Jab at BJP? Nagaland's ruling party raises 'outsider' bogey after poll setback

Liezietsu with Modi Shurhozelie Liezietsu, during his term as chief minister, meeting Prime Minister Narendra Modi in 2017 | PMO's Twitter account

Nationalist Democratic Peoples’ Party (NDPP) chief Neiphiu Rio registered a dramatic win in the Northern Angami-II seat on Monday, after his brother-in-law and the lone rival from the ruling Naga People’s Front (NPF), Chupfuo Angami, withdrew from the election contest, leaving Rio as the only candidate.

Chupfuo had withdrawn much to the dismay of his party, but the NPF is now playing a different card.

NPF president Shurhozelie Liezietsu has declared that the February 27 polls is not just a contest between political parties to form a government, but a tussle between outside forces and the force of the Naga people.

In an oblique reference to Angami politicians like Rio and Chupfuo Angami, the NPF chief said, “Many tall leaders succumbing to power and money would soon land the Naga people into great trouble if they are voted to power.”

Liezietsu, a former chief minister and a seasoned politician, warned that a day would come when the whole Naga people will suffer and their identity might perish if they do not realise what force is penetrating into their land.

“It is a selection between the destruction or preservation of the Naga people and their identity,” he warned.

The win of Rio, a three-time Nagaland chief minister, also means that the NPF has lost one seat to the newly floated NDPP out of the 59 seats the party is contesting.

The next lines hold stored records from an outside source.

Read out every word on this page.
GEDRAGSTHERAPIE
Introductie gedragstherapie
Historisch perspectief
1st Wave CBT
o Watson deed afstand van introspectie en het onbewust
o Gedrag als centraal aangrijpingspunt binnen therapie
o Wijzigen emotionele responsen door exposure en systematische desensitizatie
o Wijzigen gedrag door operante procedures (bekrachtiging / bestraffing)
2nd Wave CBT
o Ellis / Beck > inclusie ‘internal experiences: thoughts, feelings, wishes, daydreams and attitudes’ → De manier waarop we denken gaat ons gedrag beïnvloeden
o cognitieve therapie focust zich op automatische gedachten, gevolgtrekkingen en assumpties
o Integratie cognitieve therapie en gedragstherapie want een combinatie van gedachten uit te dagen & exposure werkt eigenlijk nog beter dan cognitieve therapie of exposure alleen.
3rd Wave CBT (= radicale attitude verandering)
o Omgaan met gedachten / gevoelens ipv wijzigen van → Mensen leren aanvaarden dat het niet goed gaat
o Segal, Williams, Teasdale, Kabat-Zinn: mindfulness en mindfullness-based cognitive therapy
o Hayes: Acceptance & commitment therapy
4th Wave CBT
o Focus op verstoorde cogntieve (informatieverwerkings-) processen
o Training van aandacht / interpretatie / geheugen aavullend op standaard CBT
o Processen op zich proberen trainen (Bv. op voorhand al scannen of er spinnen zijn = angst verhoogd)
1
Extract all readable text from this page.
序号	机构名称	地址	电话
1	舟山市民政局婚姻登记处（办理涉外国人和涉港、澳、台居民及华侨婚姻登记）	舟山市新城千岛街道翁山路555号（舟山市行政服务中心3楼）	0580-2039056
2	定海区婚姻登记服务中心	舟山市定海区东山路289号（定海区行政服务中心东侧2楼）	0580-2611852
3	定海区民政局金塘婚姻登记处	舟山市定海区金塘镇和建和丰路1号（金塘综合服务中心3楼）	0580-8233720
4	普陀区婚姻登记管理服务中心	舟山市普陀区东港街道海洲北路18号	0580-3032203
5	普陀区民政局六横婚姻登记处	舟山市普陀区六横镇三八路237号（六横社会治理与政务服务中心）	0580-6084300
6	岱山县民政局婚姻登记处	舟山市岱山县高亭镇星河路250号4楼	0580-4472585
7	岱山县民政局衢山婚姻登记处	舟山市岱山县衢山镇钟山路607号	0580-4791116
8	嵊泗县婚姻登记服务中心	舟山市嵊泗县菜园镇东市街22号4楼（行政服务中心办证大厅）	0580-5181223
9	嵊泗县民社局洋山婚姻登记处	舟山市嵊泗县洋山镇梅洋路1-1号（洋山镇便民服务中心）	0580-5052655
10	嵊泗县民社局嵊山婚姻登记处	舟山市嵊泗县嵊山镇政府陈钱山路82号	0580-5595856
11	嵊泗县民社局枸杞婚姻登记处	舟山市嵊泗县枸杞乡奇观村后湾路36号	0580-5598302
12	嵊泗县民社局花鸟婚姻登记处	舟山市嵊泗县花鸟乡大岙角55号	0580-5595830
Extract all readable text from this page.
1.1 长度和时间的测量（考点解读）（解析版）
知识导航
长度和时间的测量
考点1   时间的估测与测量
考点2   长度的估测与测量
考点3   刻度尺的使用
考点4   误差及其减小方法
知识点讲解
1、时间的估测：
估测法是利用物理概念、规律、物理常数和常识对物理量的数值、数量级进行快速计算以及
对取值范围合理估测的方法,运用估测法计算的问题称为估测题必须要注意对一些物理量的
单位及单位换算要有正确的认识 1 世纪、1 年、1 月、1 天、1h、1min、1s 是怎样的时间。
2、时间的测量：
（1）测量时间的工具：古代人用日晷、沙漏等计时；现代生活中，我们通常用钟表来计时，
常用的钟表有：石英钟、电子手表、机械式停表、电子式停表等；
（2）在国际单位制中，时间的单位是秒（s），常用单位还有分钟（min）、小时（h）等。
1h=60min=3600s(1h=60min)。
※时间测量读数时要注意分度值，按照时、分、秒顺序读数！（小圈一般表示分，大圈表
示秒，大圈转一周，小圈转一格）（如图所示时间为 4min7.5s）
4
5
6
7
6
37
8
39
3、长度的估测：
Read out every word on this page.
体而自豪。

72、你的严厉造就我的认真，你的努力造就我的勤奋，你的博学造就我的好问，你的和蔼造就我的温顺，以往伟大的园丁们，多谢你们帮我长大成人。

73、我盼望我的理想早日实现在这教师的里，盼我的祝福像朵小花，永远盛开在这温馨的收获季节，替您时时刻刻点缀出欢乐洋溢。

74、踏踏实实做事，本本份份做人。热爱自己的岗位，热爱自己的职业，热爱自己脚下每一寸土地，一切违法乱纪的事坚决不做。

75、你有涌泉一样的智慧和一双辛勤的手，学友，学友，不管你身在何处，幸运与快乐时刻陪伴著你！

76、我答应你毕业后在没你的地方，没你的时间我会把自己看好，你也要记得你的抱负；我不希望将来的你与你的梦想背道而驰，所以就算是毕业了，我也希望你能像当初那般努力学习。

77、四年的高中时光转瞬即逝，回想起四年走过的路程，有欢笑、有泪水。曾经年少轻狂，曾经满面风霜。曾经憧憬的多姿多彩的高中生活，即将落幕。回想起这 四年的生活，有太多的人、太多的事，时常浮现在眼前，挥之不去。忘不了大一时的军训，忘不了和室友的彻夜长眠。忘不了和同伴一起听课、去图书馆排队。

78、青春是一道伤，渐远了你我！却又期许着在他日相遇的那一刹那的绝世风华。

The NDPP will now contest 39 seats out of 40 and the BJP 20 seats, as per the parties' seat-sharing formula.

The others in the fray for the 13th Nagaland Assembly elections are NPF (58 seats), NPP (25), JD (U) (13), LJP (2), NCP (6), independents (11), AAP (3) and INC (18). The total number of candidates contesting in the final list is 195.

Allaying fears being expressed by rival political parties as well as the church about the NDPP’s pre-poll alliance with the BJP, a party perceived as a right-wing Hindu party, Rio said, “The apprehension was due to the happenings in some parts of the country.”

He, however, pointed out that no communal tension was witnessed during his term as chief minister, although, even then, his parent party, the NPF, was a part of the NDA.

The Nagaland unit of the BJP has also rejected these allegations and said that parties desperate to win elections were trying to polarise the electorate on religious lines. It pointed out that all its candidates were Christians and that their faith can never be compromised.

The ruling NPF—which is fighting the polls under a shadow of ‘corruption charges’ and ‘anti-incumbency’—has promised to build a resurgent Nagaland if voted to power for the fourth consecutive time.